Stedelijke Ecologische Verbindingszones Den Haag 2008-2018

Den Haag zet zich al jaren in om de ecologie in en om de stad te verbeteren en te behouden. In 2006 en 2007 heeft Den Haag daarom een inventarisatie uitgevoerd, waarin voor alle ecologische verbindingszones is bekeken of deze voldoen aan de gewenste natuurvriendelijke inrichting. Dit bleek niet het geval te zijn; de inventarisatie resulteerde in een opsomming van 300 knelpunten. Om de gewenste ecologische hoofdstructuur te realiseren heeft Den Haag daarom in 2008 de nota Stedelijke Ecologische Verbindingszones in Den Haag 2008-2018 vastgesteld. In de nota worden op hoofdlijnen alle gewenste maatregelen op het vlak van ecologie (inrichting en beheer) voor de komende tien jaar benoemd. Het uitvoeren van deze maatregelen wordt waar mogelijk gecombineerd met maatregelen vanuit het waterbeheer zoals verbreding watergangen en aanleg natuurvriendelijke oevers.

Afvalwater en Riolering

Uitgangspunt voor het rioleringsbeleid is “het Gemeentelijk Rioleringsplan 2011-2015.

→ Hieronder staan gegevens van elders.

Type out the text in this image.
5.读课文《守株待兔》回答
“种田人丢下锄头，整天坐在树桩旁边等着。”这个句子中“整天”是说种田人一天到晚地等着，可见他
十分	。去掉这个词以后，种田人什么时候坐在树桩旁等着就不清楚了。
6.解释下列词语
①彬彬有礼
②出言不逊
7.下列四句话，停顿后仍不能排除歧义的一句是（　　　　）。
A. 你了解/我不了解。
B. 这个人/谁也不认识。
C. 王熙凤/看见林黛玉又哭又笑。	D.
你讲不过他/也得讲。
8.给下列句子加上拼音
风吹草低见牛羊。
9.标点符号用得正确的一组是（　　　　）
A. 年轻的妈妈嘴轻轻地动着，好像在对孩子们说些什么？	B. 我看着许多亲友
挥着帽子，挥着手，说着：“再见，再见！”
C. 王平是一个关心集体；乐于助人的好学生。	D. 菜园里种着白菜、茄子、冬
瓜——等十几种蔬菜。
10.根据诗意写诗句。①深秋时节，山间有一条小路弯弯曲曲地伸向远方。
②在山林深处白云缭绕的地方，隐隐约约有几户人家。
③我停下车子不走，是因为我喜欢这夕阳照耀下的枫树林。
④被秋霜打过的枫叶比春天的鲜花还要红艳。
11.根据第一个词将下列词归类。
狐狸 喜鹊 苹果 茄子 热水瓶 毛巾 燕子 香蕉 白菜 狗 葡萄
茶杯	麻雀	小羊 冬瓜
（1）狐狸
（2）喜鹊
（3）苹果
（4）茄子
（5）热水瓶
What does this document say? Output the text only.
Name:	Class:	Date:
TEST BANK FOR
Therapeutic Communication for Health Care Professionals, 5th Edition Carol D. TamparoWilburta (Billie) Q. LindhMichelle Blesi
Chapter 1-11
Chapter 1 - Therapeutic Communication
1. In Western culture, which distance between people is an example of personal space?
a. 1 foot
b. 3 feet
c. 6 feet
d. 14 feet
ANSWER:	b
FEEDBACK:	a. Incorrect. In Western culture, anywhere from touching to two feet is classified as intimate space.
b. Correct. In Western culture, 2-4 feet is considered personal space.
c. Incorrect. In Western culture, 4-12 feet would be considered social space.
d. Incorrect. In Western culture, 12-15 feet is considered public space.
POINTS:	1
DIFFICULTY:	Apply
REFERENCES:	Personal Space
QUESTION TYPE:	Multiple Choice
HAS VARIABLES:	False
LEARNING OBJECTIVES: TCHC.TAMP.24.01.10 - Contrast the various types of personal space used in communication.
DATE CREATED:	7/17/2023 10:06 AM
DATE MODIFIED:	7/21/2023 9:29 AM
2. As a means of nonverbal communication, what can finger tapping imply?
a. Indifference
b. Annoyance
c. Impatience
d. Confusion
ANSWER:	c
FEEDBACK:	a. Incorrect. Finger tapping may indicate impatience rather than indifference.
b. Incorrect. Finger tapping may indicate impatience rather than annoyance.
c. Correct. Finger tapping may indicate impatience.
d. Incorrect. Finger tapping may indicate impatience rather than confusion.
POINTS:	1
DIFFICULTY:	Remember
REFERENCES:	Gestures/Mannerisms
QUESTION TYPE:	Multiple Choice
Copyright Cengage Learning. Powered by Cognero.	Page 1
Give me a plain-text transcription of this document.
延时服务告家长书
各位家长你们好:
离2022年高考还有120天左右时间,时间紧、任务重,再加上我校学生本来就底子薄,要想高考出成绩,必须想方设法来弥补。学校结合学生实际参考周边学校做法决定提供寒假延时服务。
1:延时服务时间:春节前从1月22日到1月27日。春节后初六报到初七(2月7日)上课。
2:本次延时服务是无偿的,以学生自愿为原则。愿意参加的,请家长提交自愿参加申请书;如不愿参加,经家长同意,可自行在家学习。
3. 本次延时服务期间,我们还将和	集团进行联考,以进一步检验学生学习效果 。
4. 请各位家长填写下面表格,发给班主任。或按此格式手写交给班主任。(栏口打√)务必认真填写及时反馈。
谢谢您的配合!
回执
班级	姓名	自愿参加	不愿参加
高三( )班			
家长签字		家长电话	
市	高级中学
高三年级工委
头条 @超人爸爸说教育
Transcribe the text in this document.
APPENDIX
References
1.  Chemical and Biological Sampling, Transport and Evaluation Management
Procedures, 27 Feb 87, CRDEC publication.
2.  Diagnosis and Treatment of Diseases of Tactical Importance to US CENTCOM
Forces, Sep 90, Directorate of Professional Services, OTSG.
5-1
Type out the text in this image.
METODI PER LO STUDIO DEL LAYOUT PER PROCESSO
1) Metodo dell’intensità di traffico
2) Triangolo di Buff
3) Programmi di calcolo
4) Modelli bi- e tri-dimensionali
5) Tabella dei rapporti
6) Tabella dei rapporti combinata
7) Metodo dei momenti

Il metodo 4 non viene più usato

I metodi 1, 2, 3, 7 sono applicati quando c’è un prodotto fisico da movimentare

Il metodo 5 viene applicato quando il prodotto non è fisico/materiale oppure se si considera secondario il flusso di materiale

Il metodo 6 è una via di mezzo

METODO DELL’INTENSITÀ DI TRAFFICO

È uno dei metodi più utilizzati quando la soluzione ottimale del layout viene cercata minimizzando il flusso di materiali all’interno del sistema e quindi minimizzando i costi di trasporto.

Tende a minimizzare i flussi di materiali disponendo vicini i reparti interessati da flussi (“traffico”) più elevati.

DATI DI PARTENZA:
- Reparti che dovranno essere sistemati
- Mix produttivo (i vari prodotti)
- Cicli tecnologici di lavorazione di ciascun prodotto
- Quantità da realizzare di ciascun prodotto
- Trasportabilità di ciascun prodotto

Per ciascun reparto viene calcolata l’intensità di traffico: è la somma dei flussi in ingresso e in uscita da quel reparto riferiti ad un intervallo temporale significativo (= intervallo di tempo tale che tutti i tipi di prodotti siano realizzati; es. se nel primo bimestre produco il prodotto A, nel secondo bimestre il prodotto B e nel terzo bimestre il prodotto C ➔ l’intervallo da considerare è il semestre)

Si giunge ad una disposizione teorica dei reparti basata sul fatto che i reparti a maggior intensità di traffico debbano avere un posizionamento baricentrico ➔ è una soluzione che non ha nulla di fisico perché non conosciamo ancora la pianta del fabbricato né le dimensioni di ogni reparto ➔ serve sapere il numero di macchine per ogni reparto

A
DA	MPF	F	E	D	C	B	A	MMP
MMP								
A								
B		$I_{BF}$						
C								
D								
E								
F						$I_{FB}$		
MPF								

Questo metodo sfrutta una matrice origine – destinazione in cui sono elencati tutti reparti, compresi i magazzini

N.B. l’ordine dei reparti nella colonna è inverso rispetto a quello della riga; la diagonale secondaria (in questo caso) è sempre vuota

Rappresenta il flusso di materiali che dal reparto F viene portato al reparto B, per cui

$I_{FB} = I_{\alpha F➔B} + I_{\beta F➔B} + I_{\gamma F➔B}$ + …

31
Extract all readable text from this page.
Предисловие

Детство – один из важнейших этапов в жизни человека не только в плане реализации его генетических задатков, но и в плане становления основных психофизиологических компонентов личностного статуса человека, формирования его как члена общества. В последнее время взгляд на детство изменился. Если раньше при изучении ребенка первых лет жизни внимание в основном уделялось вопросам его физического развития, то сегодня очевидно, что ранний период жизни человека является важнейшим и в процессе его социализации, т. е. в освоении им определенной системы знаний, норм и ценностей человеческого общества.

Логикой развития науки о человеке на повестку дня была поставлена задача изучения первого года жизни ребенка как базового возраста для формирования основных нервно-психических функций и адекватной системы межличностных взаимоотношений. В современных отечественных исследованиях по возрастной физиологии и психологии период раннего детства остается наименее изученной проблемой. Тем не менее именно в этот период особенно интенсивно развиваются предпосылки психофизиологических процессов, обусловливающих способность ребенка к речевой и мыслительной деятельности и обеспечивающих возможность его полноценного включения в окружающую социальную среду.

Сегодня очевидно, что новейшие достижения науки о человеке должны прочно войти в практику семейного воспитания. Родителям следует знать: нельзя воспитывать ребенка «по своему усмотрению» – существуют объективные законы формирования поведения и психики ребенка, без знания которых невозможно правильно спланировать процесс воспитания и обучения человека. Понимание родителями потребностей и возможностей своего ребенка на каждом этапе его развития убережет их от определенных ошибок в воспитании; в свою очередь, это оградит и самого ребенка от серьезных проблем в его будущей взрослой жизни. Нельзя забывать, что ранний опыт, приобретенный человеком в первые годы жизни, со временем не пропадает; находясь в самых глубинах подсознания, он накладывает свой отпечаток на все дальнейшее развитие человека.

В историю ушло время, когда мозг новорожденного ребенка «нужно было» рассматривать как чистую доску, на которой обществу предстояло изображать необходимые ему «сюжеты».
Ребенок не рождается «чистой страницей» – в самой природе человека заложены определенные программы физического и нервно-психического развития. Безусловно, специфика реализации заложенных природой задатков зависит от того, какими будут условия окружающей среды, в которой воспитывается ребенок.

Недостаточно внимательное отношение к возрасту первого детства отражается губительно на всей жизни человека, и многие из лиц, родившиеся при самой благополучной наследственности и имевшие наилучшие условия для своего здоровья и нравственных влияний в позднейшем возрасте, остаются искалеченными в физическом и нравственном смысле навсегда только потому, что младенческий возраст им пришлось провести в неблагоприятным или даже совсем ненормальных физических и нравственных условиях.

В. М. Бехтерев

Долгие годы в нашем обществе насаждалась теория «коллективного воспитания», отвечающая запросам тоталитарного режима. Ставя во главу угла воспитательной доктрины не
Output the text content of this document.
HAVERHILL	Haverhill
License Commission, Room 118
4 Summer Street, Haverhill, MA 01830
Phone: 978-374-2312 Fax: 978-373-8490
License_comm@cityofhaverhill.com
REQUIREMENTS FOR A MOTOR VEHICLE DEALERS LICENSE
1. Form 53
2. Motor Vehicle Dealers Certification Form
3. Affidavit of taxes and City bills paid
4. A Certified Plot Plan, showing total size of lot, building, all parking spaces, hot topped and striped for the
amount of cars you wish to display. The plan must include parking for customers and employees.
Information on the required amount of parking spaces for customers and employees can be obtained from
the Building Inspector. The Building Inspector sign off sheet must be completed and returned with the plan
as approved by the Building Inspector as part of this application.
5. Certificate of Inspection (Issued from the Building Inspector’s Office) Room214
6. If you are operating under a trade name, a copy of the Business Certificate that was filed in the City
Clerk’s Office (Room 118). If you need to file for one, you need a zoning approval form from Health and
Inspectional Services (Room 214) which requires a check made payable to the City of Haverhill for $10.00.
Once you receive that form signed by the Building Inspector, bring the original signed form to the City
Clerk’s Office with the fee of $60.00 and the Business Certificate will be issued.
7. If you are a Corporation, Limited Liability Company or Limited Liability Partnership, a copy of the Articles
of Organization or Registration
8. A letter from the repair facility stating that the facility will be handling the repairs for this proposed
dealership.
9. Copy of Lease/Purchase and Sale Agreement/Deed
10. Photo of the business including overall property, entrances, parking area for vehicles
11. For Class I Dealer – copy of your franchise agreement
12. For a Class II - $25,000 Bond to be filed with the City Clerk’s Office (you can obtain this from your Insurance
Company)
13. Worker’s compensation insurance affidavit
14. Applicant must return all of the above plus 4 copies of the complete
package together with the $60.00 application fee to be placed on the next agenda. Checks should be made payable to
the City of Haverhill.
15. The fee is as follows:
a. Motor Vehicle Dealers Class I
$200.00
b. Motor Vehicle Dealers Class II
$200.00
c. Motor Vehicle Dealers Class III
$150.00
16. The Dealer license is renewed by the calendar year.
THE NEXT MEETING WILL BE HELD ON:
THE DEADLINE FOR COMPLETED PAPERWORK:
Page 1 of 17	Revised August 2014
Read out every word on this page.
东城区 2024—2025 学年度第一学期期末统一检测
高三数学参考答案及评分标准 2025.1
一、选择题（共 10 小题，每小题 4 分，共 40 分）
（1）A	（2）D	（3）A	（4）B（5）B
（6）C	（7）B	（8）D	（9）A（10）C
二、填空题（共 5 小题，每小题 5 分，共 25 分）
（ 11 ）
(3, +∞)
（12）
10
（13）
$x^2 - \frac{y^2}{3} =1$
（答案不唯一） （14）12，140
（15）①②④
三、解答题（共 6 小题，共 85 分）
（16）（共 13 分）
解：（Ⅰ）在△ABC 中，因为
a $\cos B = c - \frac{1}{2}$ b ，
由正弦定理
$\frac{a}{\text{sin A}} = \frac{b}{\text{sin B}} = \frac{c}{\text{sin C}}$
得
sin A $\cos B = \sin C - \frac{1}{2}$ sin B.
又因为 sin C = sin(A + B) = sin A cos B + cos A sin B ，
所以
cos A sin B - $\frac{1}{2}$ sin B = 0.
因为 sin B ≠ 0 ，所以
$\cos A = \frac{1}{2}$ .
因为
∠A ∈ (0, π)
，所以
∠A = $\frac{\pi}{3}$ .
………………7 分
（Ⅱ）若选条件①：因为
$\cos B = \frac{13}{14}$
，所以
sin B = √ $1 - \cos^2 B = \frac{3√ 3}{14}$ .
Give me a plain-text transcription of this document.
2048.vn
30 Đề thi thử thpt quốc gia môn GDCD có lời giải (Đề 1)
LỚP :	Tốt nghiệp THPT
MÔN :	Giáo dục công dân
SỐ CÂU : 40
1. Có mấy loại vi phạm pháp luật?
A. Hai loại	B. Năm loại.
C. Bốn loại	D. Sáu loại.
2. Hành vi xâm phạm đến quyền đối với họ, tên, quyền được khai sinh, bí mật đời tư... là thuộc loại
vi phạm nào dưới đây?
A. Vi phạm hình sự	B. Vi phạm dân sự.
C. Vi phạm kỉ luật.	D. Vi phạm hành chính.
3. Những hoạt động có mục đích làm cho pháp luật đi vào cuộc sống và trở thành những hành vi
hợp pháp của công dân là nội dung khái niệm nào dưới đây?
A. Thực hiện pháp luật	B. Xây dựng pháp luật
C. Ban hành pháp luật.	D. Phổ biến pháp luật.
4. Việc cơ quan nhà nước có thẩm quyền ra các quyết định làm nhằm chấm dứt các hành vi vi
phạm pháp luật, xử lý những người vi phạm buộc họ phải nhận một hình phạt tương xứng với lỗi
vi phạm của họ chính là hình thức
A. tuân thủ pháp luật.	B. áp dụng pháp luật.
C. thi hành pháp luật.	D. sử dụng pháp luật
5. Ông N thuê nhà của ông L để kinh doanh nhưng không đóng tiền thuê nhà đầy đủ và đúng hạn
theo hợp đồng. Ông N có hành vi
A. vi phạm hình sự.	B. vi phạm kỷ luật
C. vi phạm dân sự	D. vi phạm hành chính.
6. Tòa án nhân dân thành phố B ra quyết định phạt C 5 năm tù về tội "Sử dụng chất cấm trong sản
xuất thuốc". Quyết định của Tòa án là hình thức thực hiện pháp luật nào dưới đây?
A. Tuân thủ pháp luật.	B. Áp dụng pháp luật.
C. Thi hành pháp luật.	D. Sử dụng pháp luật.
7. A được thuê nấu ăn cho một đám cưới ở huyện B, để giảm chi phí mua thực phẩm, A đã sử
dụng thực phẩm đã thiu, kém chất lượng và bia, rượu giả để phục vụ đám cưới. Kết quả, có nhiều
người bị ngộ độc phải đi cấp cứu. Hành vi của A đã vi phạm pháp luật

Duurzaamheid staat centraal in het denken en doen van de gemeente Den Haag. Werken aan duurzaamheid betekent voor riolering dat meer rekening gehouden dient te worden met het voorkomen dan wel het scheiden van afvalwaterstromen aan de bron, meer oog te hebben voor hergebruik en het terugdringen van energiegebruik en het voorkomen dat schoon water vuil wordt. Hierbij is het gebruik van voor het oppervlaktewater schadelijke stoffen zoals koper, zink en bitumineuze dakbedekking niet toegestaan. Duurzaam denken en doen komt zo terug in het ontwerp, de aanleg, het beheer en het gebruik van riolering.

Afkoppelen van hemelwater is een voorbeeld van een aanpak, waarmee zoveel mogelijk bij de bron wordt voorkomen dat water vuil wordt, dat water wordt vastgehouden op de plaats waar het valt en waarmee gemalen en zuiveringsinstallaties niet onnodig worden belast met het verwerken van schoon hemelwater. Een ander voorbeeld is het meer toepassen van minder milieubelastende materialen bij de huisaansluitleidingen en de hoofdriolering.

4.6.2 Planbeschrijving

Planbeschrijving

Waterkwantiteit

Op basis van de Waterbergingsvisie is een bestuursovereenkomst gesloten tussen de Gemeente Den Haag en het Hoogheemraadschap van Delfland, die de waterberging regelt. Het plangebied bevindt zich zowel in het boezemgebied als in de polder. De polder Haagse Beek heeft een flexibel peil van 1,35 m + NAP / 1,55 m + NAP. De boezem heeft een peil van -0,42 m + NAP. Er geldt gezien de afspraken uit de Waterbergingsvisie geen waterbergingsopgave voor het plangebied.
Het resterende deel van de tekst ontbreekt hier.